Any valuable solution will be innovative. This section looks at some innovation techniques, especially in the areas of providing better information, and making the solution more convenient for its users.

Writing the Right Stories

Stories are fundamental to most agile development. However, if they are to be useful, the stories must be the right stories. This section gives you an approach to writing the right stories, ones that address the real customer problems.

We also show you how story maps give you a more descriptive and usable backlog. Story maps are the ideal repository for the information you are discovering, and the stories needed for the development cycles.

Jack Be Nimble, Jack Be Quick

This section reviews the course and points out how by being agile, business analysis can be done quickly. We also look at other aspects of business analysis, how to break down silos, the minimal amount of effective documentation.

We demonstrate how business analysis can be integrated with, and improve Agile methods such as Scrum, Crystal, etc.

We take a look at lean thinking, and how the agile business analyst can avoid waste, unevenness and overburden.

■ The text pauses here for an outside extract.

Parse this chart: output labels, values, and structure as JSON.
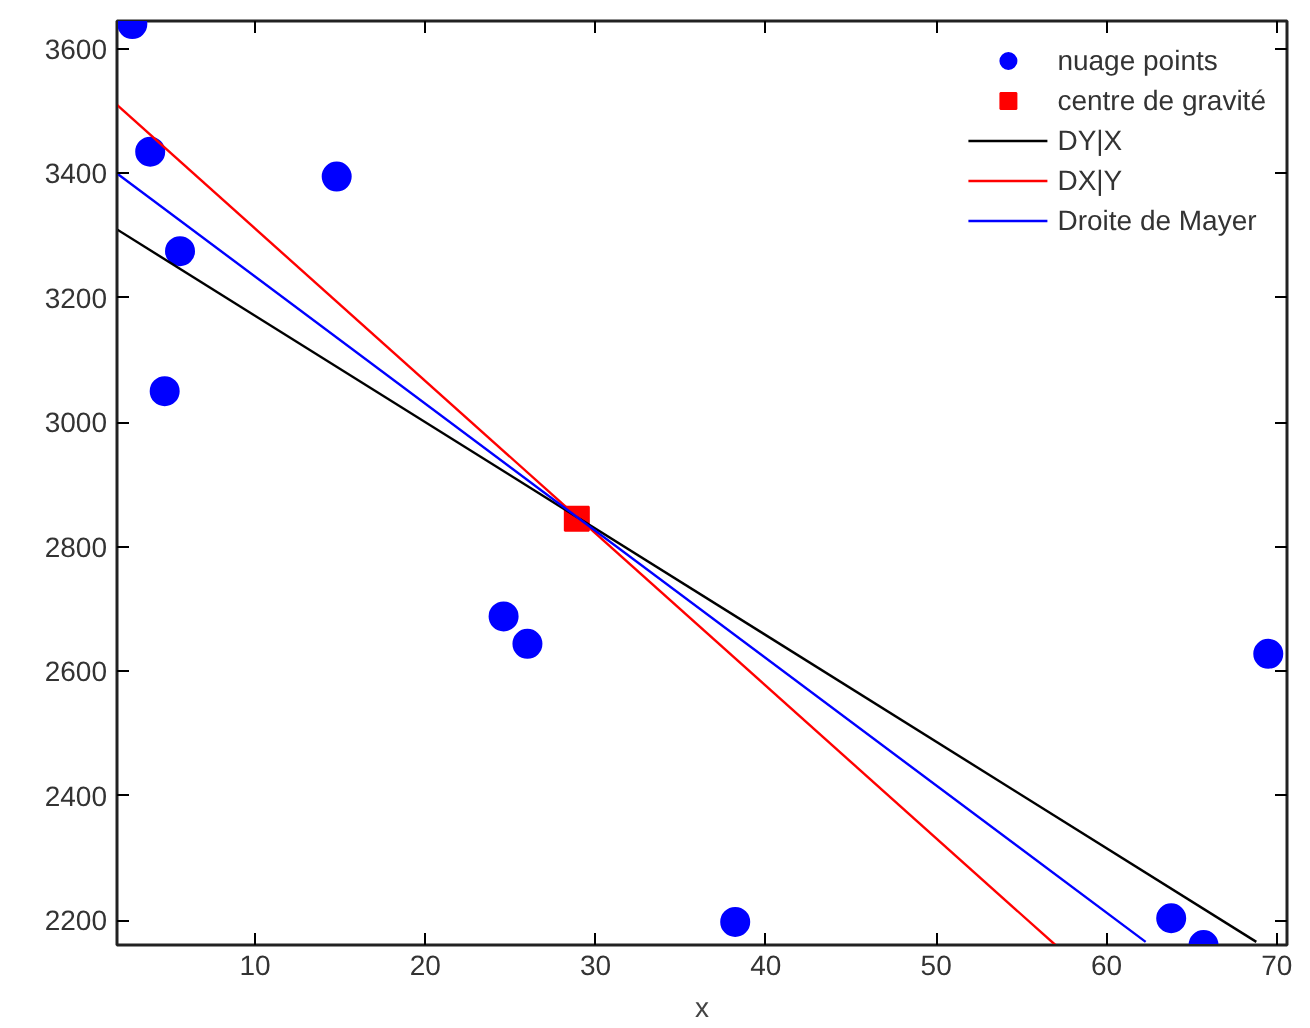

While you can do your business analysis in an agile way, some organisations require a traditional requirements specification – so we show you how to build one from the results of your agile analysis.

17.00h
End of each workshop day
17.00h - 17.30h
Opportunity to discuss questions and problems with the workshop leaders

 Speakers


Blackmetric Business Solutions

Adrian Reed is a true advocate of the analysis profession. In his day job, he acts as Principal Consultant and Director at Blackmetric Business Solutions where he provides business analysis consultancy and training solutions to a range of clients in varying industries. He is a Past President of the UK chapter of the IIBA® and he speaks internationally on topics relating to business analysis and business change. Adrian wrote the 2016 book 'Be a Great Problem Solver... Now' and the 2018 book 'Business Analyst'

You can read Adrian's blog at https://www.adrianreed.co.uk. Follow Adrian on Twitter @UKAdrianReed and LinkedIn.

The Atlantic Systems Guild

James Robertson is a consultant, teacher, author, project leader whose area of concern is the requirements for products, and the contribution that good requirements make to successful projects. His work in the area of business analysis and requirements gathering is valued by clients around the world.

He is the co-author of the best-selling book "Mastering the Requirements Process, Third Edition" (Pearson, 2012, ISBN: 9780321815743). This book provides guidance on finding requirements and writing them so that all the stakeholders can understand them. He also co-founded the Volere approach to requirements engineering. His most recent book is "Adrenaline Junkies and Template Zombies: Understanding Patterns of Project Behavior", written with fellow principals of The Atlantic Systems Guild, a London and New York-based think tank known for its research into new systems engineering techniques.

James Robertson has worked on almost every type of information system. His experience has led him to write numerous seminars and papers that are well respected as sources of new software development ideas.

As well as teaching his seminars and workshops, he now advises companies on how to adapt modern software development techniques to fit specific projects, and how to effectively transfer the new technologies to the software developers within the organisation. He has formed a solid partnership with his wife Suzanne to consult on numerous large-scale projects in Europe and the United States.

James and Suzanne Robertson are principals and co-founders of The Atlantic Systems Guild.

The Atlantic Systems Guild Limited is endorsed as an education provider by the International Institute of Business Analysis (IIBA).